The IFRIC 22 has been published in order to clarify the transaction date to determine the exchange rate. It intends to interpret the paragraph 21 of IAS 21. It has been interpreted end of 2016 (published on 8th December 2016 “Foreign Currency transactions and Advance Consideration). However, it seems that it is worth coming back on this interesting interpretation issued by IASB (re. IAS 21) because it is applicable as of first of January 2018. It is time to consider the potential impact of this interpretation and to assess potential issues, as well as to inform affiliates on the (new) way to book the advance payments. The purpose is to determine precisely the exchange rate to use on initial recognition of a related asset, expense or income, when the company has received or paid advance consideration in foreign currencies. The IFRIC 22 can be applied retrospectively or prospectively to all assets, expenses and income.
In this interpretation, there are several examples to better understand the rate at which a transaction must be recorded. The transactions must be booked at the FX rate on the date an asset (or liability) is booked initially or at inception. It is the date the advance payment has been executed. In case of multiple advance payments on long term contracts (e.g. construction sector, maritime or air industries, utilities, etc..), the exchange rate must be determined for each transaction.
For example, a company sells an industrial machine to another and will deliver for USD 250k.
The seller receives 100k USD as advance consideration (before the entity recognizes the related asset) on 15/02 and at 1,15, it books a result of EUR 87k.
In the circumstances when an entity pays or receives consideration in advance in FX, this gives rise to a non-monetary asset or non–monetary liability before recognition of the related asset, expense or income.
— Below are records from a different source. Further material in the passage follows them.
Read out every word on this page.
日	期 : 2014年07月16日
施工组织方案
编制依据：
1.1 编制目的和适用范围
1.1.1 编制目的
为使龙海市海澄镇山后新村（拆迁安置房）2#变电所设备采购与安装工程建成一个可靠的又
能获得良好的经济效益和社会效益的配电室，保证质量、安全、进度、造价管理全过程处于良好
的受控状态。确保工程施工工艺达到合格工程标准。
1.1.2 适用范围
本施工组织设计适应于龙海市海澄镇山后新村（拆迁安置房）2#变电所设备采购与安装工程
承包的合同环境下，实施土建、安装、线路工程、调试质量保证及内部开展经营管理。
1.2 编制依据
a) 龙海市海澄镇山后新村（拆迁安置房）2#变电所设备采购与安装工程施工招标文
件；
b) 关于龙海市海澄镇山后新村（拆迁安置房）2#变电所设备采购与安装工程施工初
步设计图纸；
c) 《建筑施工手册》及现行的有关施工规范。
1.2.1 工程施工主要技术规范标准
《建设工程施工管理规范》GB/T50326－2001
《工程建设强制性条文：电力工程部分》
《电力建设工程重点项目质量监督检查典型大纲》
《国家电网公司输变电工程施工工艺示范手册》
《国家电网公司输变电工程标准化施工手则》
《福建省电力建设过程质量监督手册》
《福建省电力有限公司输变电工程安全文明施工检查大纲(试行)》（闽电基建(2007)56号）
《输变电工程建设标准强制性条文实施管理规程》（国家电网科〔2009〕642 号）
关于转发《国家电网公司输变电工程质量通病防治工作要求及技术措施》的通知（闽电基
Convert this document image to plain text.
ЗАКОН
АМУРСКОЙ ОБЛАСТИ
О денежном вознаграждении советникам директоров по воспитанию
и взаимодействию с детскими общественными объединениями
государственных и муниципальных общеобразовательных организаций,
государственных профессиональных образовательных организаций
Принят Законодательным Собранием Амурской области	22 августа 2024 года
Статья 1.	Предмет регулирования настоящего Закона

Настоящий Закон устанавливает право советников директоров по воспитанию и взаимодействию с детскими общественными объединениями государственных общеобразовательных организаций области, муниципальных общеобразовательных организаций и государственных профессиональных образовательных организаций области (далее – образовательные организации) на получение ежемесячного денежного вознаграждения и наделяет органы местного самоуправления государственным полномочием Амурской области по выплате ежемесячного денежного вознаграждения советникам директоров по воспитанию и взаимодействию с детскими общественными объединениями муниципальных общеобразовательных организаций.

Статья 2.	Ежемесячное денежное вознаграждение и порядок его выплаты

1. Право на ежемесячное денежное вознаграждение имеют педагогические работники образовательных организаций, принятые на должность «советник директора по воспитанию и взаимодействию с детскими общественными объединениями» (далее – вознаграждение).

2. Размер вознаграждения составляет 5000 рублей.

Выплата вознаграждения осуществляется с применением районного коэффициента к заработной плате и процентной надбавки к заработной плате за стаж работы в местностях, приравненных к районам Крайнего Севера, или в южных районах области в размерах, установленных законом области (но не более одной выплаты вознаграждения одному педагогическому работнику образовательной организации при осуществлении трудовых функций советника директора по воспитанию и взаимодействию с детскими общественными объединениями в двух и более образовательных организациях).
The date of the transaction for the purpose of determining the exchange rate to use on initial recognition of the related assets is key.
On 15/05, it delivers 100% of the machine which will be generate a turnover of 150k USD at 1,20, meaning EUR 125k + 87K = 212K. Then on 15/07, the buyer pays the balance of USD 150k USD booked at 1,30 corresponding to EUR 115k. The A/R. of 150k USD (corresponds to EUR 115K) offset by turnover of 150k USD (corresponding to EUR 125k). The difference of EUR 10 and the exchange difference is offset by being booked into P&L.
This interpretation is expected to have potential impacts on the statement of P&L, changes into accounting and ERP systems and eventually on cash and non-cash foreign currency transactions (applicable to both).
You may have such contracts into your portfolios or in the nature of your business(es). The longer the contracts and the more the advance payments, the more P&L impacts they could generate for MNC’s. Therefore, pay attention, amend your accounting procedures and manuals and inform your affiliates of the possible impacts they could have on their financial statements. It makes sense to map the existing contracts and to see where it can impact the company results.
The IAS standards are definitely complex and even interpretations could be sources of changes and impacts of the MNC’s results. Better to anticipate when there is still time ahead.